De cette relation privilégiée naîtra donc une vocation pour Ioula, qui passera notamment par le conservatoire de Kyïv avant de commencer à enseigner la musique dès l’âge de 19 ans, parallèlement à ses études en musique.
Enseigner en temps de guerre
Autant dire que la guerre n’a pas freiné les ardeurs de Ioulia et ses élèves, des adolescents pour la plupart. Bien au contraire, leur motivation s’en est même retrouvée décuplée.
«J’ai proposé à mes étudiants d’apprendre à jouer l’hymne national ukrainien, ils ont montré beaucoup d’envie. Et même ceux qui n’ont jamais été très émotifs dans leur façon de jouer de la musique le jouent avec beaucoup de passion et de sentiments», souligne Ioulia, qui évite par ailleurs de trop parler de la guerre avec eux, prenant soin de ne pas leur demander dans quelle ville ou dans quel coin de pays ils ont fui.
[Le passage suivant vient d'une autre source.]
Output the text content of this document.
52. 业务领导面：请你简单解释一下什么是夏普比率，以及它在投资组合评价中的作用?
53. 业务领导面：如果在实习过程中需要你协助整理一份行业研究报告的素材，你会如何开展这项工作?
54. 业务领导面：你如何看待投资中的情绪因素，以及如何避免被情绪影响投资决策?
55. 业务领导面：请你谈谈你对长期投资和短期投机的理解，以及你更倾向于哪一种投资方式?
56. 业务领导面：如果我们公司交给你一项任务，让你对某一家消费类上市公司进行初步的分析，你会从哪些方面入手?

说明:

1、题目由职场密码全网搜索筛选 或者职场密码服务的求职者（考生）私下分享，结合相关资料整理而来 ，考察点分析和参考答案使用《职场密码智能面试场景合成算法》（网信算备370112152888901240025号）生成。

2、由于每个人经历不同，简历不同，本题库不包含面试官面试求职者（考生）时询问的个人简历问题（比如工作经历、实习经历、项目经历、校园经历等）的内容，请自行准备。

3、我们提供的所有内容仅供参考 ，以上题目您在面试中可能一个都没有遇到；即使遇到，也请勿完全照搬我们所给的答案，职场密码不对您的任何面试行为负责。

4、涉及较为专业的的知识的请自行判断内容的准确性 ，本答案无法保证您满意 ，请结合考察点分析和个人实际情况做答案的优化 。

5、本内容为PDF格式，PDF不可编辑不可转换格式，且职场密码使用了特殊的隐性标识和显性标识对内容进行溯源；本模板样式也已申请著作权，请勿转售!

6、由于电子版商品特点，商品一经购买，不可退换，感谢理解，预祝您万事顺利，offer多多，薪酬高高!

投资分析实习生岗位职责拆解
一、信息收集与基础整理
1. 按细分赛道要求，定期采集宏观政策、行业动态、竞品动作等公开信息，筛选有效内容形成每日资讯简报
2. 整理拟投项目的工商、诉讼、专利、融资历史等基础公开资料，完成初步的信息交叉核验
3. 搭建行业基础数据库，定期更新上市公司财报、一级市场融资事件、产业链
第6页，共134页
«Je ne veux pas les traumatiser encore plus. Mais s’ils veulent en parler, je suis là pour eux», explique-t-elle simplement.
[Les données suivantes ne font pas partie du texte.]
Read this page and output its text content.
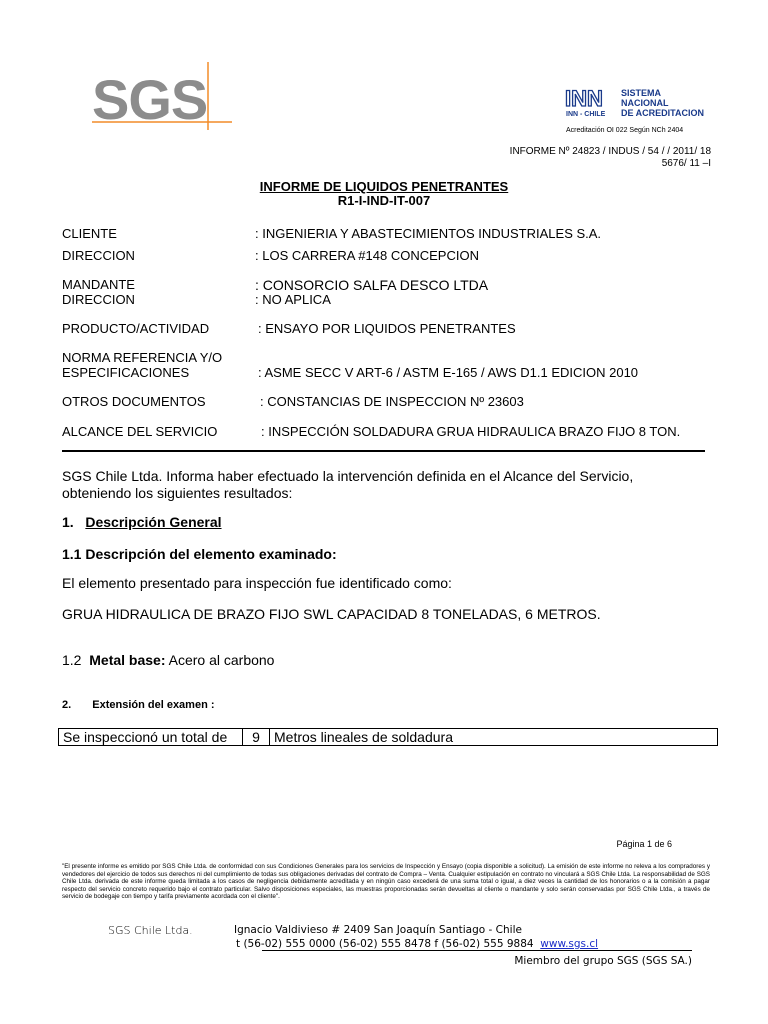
SGS	INN SISTEMA NACIONAL
DE ACREDITACION
INN - CHILE
Acreditación OI 022 Según NCh 2404
INFORME Nº 24823 / INDUS / 54 / / 2011/ 18
5676/ 11 –I
INFORME DE LIQUIDOS PENETRANTES
R1-I-IND-IT-007
CLIENTE	: INGENIERIA Y ABASTECIMIENTOS INDUSTRIALES S.A.
DIRECCION	: LOS CARRERA #148 CONCEPCION
MANDANTE	: CONSORCIO SALFA DESCO LTDA
DIRECCION	: NO APLICA
PRODUCTO/ACTIVIDAD	: ENSAYO POR LIQUIDOS PENETRANTES
NORMA REFERENCIA Y/O
ESPECIFICACIONES	: ASME SECC V ART-6 / ASTM E-165 / AWS D1.1 EDICION 2010
OTROS DOCUMENTOS	: CONSTANCIAS DE INSPECCION Nº 23603
ALCANCE DEL SERVICIO	: INSPECCIÓN SOLDADURA GRUA HIDRAULICA BRAZO FIJO 8 TON.
SGS Chile Ltda. Informa haber efectuado la intervención definida en el Alcance del Servicio,
obteniendo los siguientes resultados:
1. Descripción General
1.1 Descripción del elemento examinado:
El elemento presentado para inspección fue identificado como:
GRUA HIDRAULICA DE BRAZO FIJO SWL CAPACIDAD 8 TONELADAS, 6 METROS.
1.2 Metal base: Acero al carbono
2. Extensión del examen :
Se inspeccionó un total de	9	Metros lineales de soldadura
Página 1 de 6
"El presente informe es emitido por SGS Chile Ltda. de conformidad con sus Condiciones Generales para los servicios de Inspección y Ensayo (copia disponible a solicitud). La emisión de este informe no releva a los compradores y vendedores del ejercicio de todos sus derechos ni del cumplimiento de todas sus obligaciones derivadas del contrato de Compra – Venta. Cualquier estipulación en contrato no vinculará a SGS Chile Ltda. La responsabilidad de SGS Chile Ltda. derivada de este informe queda limitada a los casos de negligencia debidamente acreditada y en ningún caso excederá de una suma total o igual, a diez veces la cantidad de los honorarios o a la comisión a pagar respecto del servicio concreto requerido bajo el contrato particular. Salvo disposiciones especiales, las muestras proporcionadas serán devueltas al cliente o mandante y solo serán conservadas por SGS Chile Ltda., a través de servicio de bodegaje con tiempo y tarifa previamente acordada con el cliente".
SGS Chile Ltda.	Ignacio Valdivieso # 2409 San Joaquín Santiago - Chile
t (56-02) 555 0000 (56-02) 555 8478 f (56-02) 555 9884 www.sgs.cl
Miembro del grupo SGS (SGS SA.)
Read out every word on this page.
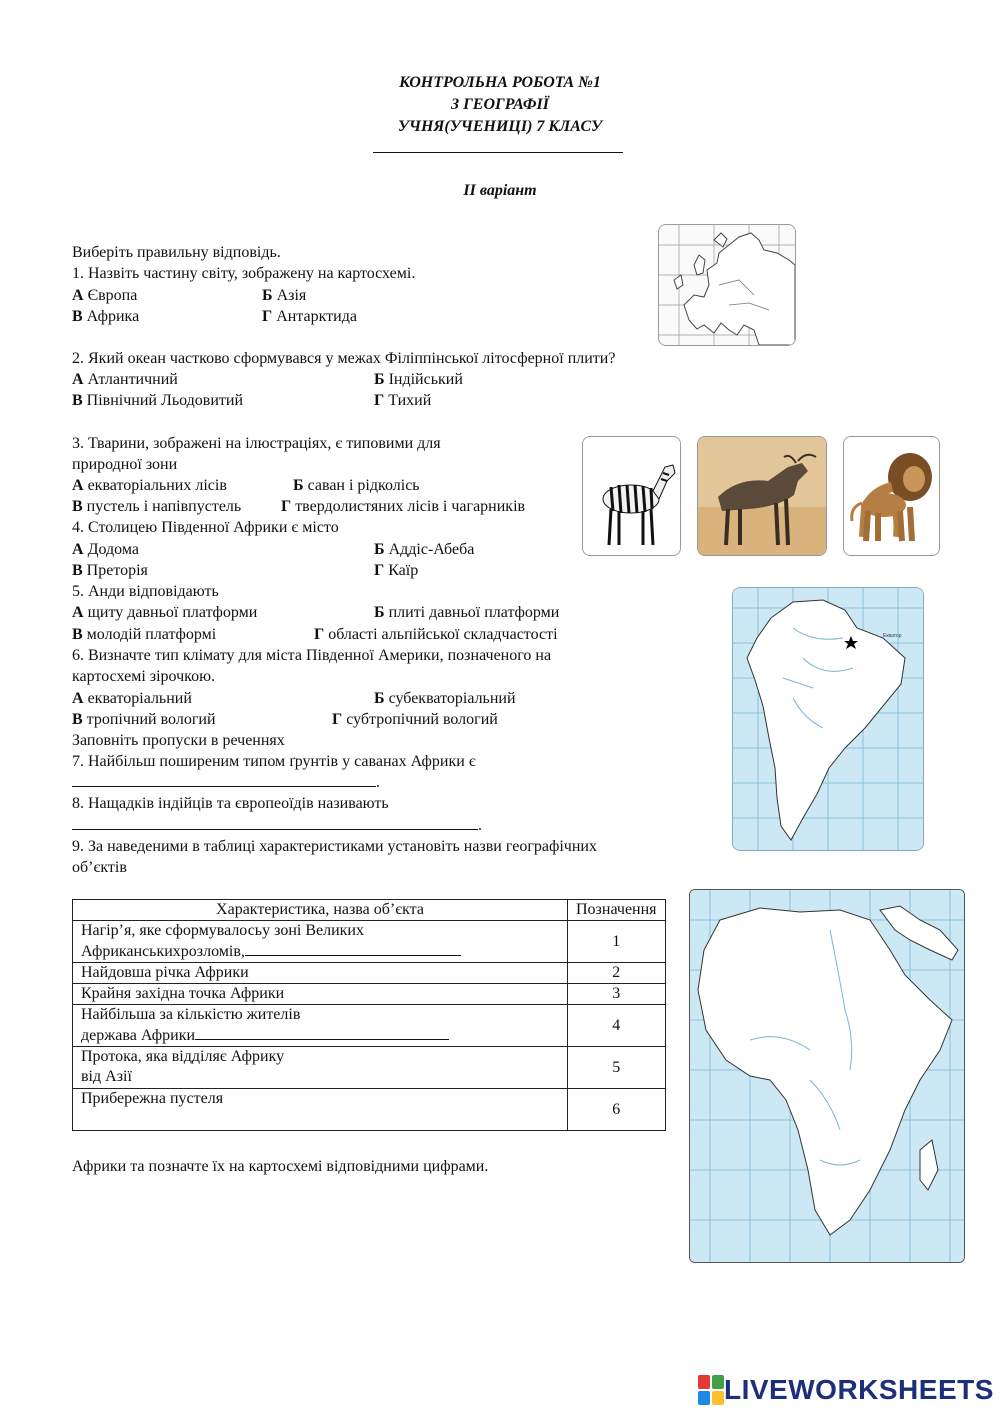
КОНТРОЛЬНА РОБОТА №1
З ГЕОГРАФІЇ
УЧНЯ(УЧЕНИЦІ) 7 КЛАСУ
ІІ варіант
Виберіть правильну відповідь.
1. Назвіть частину світу, зображену на картосхемі.
А Європа	Б Азія
В Африка	Г Антарктида
2. Який океан частково сформувався у межах Філіппінської літосферної плити?
А Атлантичний	Б Індійський
В Північний Льодовитий	Г Тихий
3. Тварини, зображені на ілюстраціях, є типовими для
природної зони
А екваторіальних лісів	Б саван і рідколісь
В пустель і напівпустель Г твердолистяних лісів і чагарників
4. Столицею Південної Африки є місто
А Додома	Б Аддіс-Абеба
В Преторія	Г Каїр
5. Анди відповідають
А щиту давньої платформи	Б плиті давньої платформи
В молодій платформі	Г області альпійської складчастості
6. Визначте тип клімату для міста Південної Америки, позначеного на
картосхемі зірочкою.
А екваторіальний	Б субекваторіальний
В тропічний вологий	Г субтропічний вологий
Екватор
Заповніть пропуски в реченнях
7. Найбільш поширеним типом ґрунтів у саванах Африки є
.
8. Нащадків індійців та європеоїдів називають
.
9. За наведеними в таблиці характеристиками установіть назви географічних
об’єктів
Характеристика, назва об’єкта	Позначення
Нагір’я, яке сформувалосьу зоні Великих
Африканськихрозломів,	1
Найдовша річка Африки	2
Крайня західна точка Африки	3
Найбільша за кількістю жителів
держава Африки	4
Протока, яка відділяє Африку
від Азії	5
Прибережна пустеля	6
Африки та позначте їх на картосхемі відповідними цифрами.
LIVEWORKSHEETS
Pourtant, la guerre a compliqué pas mal les choses. Notamment parce que certains des étudiants de Ioulia ont dû partir à la hâte, laissant bien souvent leurs instruments derrière eux.
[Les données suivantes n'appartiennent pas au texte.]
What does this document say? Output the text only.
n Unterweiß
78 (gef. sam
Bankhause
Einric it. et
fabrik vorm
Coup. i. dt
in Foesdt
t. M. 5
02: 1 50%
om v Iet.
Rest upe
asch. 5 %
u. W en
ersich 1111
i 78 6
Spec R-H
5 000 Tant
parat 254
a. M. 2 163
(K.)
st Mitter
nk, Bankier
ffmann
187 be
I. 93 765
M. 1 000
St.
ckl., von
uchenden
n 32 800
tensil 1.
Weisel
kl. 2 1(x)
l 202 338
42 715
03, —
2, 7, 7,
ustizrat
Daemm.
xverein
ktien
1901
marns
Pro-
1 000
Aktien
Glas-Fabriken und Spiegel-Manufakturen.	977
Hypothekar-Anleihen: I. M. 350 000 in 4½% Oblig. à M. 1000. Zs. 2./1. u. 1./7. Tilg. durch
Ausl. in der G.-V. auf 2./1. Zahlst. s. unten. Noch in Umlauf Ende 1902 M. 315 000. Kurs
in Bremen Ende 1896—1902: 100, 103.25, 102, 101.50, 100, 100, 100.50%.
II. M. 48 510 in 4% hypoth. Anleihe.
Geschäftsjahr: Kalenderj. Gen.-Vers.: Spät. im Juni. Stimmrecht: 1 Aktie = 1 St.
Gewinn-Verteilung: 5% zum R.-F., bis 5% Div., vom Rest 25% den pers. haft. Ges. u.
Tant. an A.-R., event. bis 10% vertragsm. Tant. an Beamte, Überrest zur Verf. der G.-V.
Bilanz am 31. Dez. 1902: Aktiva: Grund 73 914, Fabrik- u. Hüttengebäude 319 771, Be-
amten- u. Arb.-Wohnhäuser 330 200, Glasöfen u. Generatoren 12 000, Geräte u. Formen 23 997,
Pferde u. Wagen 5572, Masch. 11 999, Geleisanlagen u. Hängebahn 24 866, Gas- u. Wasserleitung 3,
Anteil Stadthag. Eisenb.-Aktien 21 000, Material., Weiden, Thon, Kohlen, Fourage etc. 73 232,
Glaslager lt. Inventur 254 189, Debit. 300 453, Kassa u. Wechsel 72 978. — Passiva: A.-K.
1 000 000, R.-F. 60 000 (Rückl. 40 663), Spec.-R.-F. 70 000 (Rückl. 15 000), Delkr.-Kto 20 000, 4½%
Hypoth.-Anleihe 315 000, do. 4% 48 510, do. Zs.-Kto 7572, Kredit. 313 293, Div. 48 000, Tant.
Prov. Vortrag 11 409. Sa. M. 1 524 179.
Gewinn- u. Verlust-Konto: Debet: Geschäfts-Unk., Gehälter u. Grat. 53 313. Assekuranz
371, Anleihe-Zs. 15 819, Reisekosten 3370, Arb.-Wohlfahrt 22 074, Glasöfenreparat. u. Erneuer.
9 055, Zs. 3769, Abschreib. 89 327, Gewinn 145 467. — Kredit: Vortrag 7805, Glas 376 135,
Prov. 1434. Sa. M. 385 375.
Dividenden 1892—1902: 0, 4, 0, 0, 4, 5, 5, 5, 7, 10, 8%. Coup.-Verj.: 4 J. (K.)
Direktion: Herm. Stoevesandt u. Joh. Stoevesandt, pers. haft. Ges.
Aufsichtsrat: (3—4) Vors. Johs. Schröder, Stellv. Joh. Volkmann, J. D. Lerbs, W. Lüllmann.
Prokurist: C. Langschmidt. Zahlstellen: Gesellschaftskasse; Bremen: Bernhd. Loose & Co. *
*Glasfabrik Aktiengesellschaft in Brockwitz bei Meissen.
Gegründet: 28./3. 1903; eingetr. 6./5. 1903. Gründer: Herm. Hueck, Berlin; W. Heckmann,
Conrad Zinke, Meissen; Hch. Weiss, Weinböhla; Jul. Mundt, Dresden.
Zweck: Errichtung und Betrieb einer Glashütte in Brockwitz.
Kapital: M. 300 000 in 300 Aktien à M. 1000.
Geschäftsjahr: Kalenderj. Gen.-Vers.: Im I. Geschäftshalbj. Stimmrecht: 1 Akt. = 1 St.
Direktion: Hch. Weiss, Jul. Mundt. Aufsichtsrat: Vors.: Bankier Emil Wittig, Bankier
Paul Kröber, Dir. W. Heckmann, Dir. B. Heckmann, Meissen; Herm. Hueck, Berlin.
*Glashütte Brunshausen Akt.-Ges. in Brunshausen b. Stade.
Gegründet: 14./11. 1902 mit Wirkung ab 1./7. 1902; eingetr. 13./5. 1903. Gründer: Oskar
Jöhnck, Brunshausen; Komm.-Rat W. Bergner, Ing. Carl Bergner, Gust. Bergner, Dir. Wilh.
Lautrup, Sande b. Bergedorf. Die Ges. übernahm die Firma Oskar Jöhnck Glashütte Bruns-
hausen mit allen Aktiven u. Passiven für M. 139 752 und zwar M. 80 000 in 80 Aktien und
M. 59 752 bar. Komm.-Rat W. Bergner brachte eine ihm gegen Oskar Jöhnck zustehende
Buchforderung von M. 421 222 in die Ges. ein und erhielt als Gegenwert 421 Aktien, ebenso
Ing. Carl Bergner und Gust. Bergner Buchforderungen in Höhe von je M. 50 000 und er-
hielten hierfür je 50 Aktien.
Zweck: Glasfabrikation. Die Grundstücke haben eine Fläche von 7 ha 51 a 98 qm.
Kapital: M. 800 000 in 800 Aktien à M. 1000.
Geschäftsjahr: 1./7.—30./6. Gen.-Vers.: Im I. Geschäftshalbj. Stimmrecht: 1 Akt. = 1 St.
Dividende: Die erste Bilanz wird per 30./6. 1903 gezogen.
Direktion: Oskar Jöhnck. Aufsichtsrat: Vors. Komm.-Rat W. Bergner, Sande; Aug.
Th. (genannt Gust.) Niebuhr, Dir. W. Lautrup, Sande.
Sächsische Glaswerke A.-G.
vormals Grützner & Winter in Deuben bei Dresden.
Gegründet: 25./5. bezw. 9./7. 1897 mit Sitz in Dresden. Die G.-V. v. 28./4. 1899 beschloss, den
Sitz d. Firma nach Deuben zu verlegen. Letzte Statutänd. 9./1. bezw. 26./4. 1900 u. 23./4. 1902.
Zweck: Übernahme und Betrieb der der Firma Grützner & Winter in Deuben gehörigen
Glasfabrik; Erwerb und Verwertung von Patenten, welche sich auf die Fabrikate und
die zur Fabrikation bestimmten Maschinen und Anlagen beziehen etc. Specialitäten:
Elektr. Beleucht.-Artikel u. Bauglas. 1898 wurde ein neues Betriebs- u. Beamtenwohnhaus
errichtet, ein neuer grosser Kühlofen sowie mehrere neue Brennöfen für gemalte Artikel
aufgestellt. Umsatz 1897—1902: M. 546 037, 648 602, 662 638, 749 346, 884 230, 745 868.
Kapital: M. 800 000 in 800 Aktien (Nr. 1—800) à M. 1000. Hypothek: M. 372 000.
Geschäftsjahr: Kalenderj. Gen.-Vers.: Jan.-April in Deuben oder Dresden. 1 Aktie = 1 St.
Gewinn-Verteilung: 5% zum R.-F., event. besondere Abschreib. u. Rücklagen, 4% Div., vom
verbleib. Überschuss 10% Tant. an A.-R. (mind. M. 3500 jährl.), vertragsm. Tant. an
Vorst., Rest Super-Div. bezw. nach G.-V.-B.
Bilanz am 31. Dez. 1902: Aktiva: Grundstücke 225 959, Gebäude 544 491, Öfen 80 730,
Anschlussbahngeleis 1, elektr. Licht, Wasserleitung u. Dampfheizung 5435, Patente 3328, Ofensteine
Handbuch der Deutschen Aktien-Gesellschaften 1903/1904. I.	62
«Certains n’ont même pas pris leur cahier de solfège avec eux. On doit donc prendre un cahier ou une feuille de papier, tracer les lignes pour ensuite placer les notes. On lit ensuite les notes et puis on chante les notes qu’on vient d’écrire.» Le système D, mais surtout un même langage pour oublier les bombes.
La guerre après la COVID-19
Il faut dire que la COVID-19 – et avec elle l’apprentissage à distance – est aussi passée par là. En Ukraine comme au Québec, enseignants et élèves ont pris l’habitude d’enseigner et d’étudier derrière un écran.
«Le plus difficile pour moi dans le fait d’enseigner à distance, c’est de transmettre la part émotionnelle de la musique, admet Ioulia. Quand les élèves ne sont pas très motivés à apprendre, c’est encore plus difficile. Mais je suis chanceuse, tous mes élèves aiment étudier!»
L’année passée, en raison de la pandémie et des travaux dans l’école où elle enseigne, elle avait déjà dû adapter son enseignement... Cela dit, elle avait quand même réussi à donner une représentation sur la scène la plus prestigieuse du pays.